The quest for college… during a pandemic? 


Felicity Way 

When one thinks about their senior year in high school, college is topic thawould up. Students writing essays, stressing over the SAT and ACT, getting teacher recommendations and just choosing where to apply are only a few steps to launch their future beyond high school. 

This year would have been like any other year for seniors, but for the class of 2021, COVID-19 has changed the entire college application process and experience to be unlike any other in the past. 

Senior Isabella Way has described the overall process during the pandemic as, “Stressful. Pretty much as stressful as it would have been if we were in person. But the pandemic has made it more stressful because more colleges are test optional.”  

Due to the pandemic and limited opportunities to take the SAT and ACT, many colleges have changed certain aspects of their applications. One of those aspects is most colleges being test optional, meaning that it is not required to include the SAT or ACT scores in your application. There are even some colleges that are test blind, meaning that the colleges will not accept any SAT or ACT test scores in applications to their schools. But the most common for colleges’ applications is test optional. Some colleges are even staying test optional or blind for the next few years, so this will apply for future seniors in the coming years too. 

Although Isabella mentioned that colleges being test optional are a disadvantage to applications, there are also advantages to it too. She added, “One of the advantages is test optional, because I can apply, and I have a pretty good chance of getting into colleges that I thought I would have never applied to, especially the Ivy’s and other top tier universities. 

Isabella is referencing schools like Princeton, Brown, and Rice, which are a few of the schools that she is applying and hoping to get into. Those schools’ students usually had very high SAT and ACT scores from high school, but now those colleges can’t depend on those standardized test scores as much when reviewing student applications. So, there is a greater likelihood of getting into certain colleges regardless of whether students took either standardized test. 

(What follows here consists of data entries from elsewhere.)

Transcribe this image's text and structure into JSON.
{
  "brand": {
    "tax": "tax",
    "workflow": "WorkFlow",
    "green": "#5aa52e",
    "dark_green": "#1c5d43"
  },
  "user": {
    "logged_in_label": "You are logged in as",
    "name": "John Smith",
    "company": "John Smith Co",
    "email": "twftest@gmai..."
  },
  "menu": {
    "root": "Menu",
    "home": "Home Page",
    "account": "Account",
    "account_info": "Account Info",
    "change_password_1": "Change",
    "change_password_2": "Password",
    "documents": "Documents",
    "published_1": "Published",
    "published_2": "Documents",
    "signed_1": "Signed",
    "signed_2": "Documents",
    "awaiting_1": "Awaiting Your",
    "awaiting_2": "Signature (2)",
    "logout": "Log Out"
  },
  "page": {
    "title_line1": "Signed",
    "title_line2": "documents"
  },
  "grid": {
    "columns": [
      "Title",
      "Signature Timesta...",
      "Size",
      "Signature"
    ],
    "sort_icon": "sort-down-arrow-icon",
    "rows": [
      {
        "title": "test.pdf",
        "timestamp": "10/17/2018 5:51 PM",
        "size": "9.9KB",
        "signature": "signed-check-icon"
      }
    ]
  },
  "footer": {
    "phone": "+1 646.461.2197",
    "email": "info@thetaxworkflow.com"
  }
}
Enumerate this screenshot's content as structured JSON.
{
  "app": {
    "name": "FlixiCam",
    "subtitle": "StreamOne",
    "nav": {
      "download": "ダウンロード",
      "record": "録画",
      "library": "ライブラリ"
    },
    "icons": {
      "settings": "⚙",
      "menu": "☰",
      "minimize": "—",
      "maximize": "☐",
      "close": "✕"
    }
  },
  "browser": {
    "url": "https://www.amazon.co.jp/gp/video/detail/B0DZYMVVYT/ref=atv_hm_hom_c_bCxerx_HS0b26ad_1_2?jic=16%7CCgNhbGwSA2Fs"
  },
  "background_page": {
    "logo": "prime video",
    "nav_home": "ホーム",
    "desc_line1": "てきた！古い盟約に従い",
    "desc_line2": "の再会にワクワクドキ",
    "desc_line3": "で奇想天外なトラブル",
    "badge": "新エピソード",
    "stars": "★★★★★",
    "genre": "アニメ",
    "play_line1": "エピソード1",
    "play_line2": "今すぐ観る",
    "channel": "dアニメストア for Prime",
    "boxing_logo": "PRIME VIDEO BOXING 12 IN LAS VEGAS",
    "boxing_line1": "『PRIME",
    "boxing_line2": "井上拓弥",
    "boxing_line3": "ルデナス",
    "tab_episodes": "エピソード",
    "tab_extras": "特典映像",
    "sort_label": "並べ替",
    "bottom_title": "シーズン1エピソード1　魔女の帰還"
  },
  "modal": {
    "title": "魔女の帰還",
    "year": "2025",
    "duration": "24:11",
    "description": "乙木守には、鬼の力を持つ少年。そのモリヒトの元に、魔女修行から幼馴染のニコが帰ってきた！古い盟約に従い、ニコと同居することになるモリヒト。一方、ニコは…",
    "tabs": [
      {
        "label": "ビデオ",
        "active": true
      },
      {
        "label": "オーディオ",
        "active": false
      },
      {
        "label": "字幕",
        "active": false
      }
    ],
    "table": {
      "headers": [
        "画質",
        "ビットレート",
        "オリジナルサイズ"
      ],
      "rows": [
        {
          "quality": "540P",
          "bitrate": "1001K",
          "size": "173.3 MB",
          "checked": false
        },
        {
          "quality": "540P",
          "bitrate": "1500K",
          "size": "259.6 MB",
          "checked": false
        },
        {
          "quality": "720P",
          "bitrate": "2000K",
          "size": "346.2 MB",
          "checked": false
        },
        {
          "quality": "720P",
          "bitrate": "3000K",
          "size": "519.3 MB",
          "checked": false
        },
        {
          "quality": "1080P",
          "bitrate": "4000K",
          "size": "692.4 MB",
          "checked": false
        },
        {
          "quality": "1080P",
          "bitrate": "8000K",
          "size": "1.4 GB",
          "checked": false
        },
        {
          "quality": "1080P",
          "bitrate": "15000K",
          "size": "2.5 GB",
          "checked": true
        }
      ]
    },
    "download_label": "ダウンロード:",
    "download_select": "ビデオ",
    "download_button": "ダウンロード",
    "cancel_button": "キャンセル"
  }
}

Yet, there are still more disadvantages in applying to college this year due to the pandemic. She stated, “Because we are not at school, I have to email the counselor and ideally I would like to talk to them in person so that I know the best places for me to apply and how I can improve my application. 

Students now have limited abilities to tour colleges in person, so instead they tour through videos online. It is also hard to be able to talk to students in person who go to those colleges or are alumni from those colleges. Also, they don’t have the ability to go to college fairs. 

The college application process in general is stressful, exciting, and can be daunting at times. Advice that Isabella would give for applying to college to other seniors now and in the future is, “Start early. Make a spreadsheet to stay organized, and don’t stress about doing the SAT or ACT because most colleges are test optional.”  

The path to college may be rocky for this year’s and the next few years for seniors, having more limits on many aspects of their applications. But this can’t hold them back from following their aspirations for the future.